「……私のミスでした」
気が付くと俺は電車に座っていた。確かここに来る前は…そうだ殺し屋と真逆の生き方を考えていたはずだ。
「私の選択、そしてそれによって招かれたこの全ての状況」
目の前の席には青い髪そしてかなり出血をしている女性がいた。
「その傷、大丈夫かい?」俺は彼女を止血しようと思ったが、体が動かなかった。
「結局、この結果に辿り着いて初めて、あなたの方が正しかったことを悟るだなんて……
「……今更図々しいですが、お願いします。鶴城先生」
…驚いた。彼女は裏社会に繋がりがあるのか?いや、だったら何故俺とここまで冷静に話している?
「きっと私の話は忘れてしまうでしょうが、それでも構いません」
「何も思い出せなくても、おそらくあなたは同じ状況で、同じ選択をされるでしょうから……」
「ですから……大事なのは経験ではなく、選択」
「責任を負う者について、話したことがありましたね」
「あの時の私には分かりませんでしたが……今なら理解できます」
「大人としての、責任と責務。そして、その延長線上にあった、あなたの選択」
「それが意味する心延えも」
「……ですから、先生。私が信じられる大人である、あなたになら、この捻れて歪んだ先の終着点とは、また先の結果を……」
「そこへつながる選択肢は……きっと見つかるはずです。だから先生、どうか…――を…お願いします」
…俺が先生なんてする資格があるのか?だけど、あんなボロボロになってまで頼んできたんだ。それに贖罪の意味を含めて俺みたいにならないように教えるのがいい。
「……フフッ…やっぱり貴方は…――」
なんだ?意識が急に遠のいて……
「先生、起きてください。先生......!先生!」
「…何だい?」次に俺が目を覚ましたのは、どこかのビルの中だった。目の前で声を掛けてきたのはさっきの女性と同じ服をした長い黒髪に尖った耳、そして頭の上に光輪がある女性だった。
「ここは…どこだ?」
「……少々待っていてくださいとは言いましたが……お疲れのようですね。なかなか起きないほど熟睡されるとは」
「…君は?」「私は七神リンと申します、学園都市『キヴォトス』の連邦生徒会所属の幹部です。」
名乗った少女は、キヴォトスについての説明を始める。
ここは数千の学園が集まってできた巨大な学園都市で、この都市の行政を担う中央組織が、連邦生徒会らしい。
「そして、先生には、キヴォトスで先生として働いてもらうことになります。…失礼ですがお名前は?」
「…鶴城史之舞だ。それより、何故俺が先生になったんだ?」「それは……すみません。私も鶴城先生がここに来た経緯を詳しくは知らないのです。
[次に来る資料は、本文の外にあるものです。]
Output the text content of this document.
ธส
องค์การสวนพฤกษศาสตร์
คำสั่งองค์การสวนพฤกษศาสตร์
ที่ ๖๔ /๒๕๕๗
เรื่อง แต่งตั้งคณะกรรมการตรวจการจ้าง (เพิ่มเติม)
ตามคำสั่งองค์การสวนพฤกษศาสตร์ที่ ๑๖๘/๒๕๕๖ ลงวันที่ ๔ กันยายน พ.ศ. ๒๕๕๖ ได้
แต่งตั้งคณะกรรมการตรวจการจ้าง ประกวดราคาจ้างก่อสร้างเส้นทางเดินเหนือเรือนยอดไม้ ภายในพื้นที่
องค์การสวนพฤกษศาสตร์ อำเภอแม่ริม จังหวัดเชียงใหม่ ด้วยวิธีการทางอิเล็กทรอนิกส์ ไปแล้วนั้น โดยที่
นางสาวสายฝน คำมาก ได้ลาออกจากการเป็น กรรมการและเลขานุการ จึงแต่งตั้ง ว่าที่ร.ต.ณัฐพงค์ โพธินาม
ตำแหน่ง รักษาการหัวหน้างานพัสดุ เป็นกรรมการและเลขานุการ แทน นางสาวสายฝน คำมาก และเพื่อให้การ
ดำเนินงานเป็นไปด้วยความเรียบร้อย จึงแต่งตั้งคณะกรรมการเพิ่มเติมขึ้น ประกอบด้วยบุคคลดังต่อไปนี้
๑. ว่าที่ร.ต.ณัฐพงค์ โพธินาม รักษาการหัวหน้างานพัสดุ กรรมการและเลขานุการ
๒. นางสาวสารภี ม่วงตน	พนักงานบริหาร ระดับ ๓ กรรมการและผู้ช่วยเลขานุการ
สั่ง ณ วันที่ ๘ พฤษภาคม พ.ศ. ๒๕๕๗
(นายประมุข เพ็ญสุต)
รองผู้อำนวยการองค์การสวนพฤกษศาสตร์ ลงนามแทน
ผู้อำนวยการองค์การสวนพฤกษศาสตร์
全ては連邦生徒会長がお決めになられたことですので」「ここから先は場所を移しましょう。道中お話しますので」「分かった。」…先生か、俺にそんな仕事ができるとは思えない。だが…「何かありましたか?鶴城先生」「…いや、何でもない。」エレベーターに乗りながら考える。…顔は思い出せないけど誰かが俺に託したんだ。その期待には答えるべきだな。
「鶴城先生、つきまし──「ちょっと待って!代行!見つけた、待ってたわよ!連邦生徒会長を呼んできて!」……はぁ」
扉が開くと、ほぼ同時に喧騒の中から一際鼓膜を突くような大きな声が聞こえ、思わず顔を顰め、隣にいたリンは面倒くさいという感情を隠しもせずに溜息をついた。
初投稿です。そしてリアルの都合上更新がとても遅くなります。ご了承ください。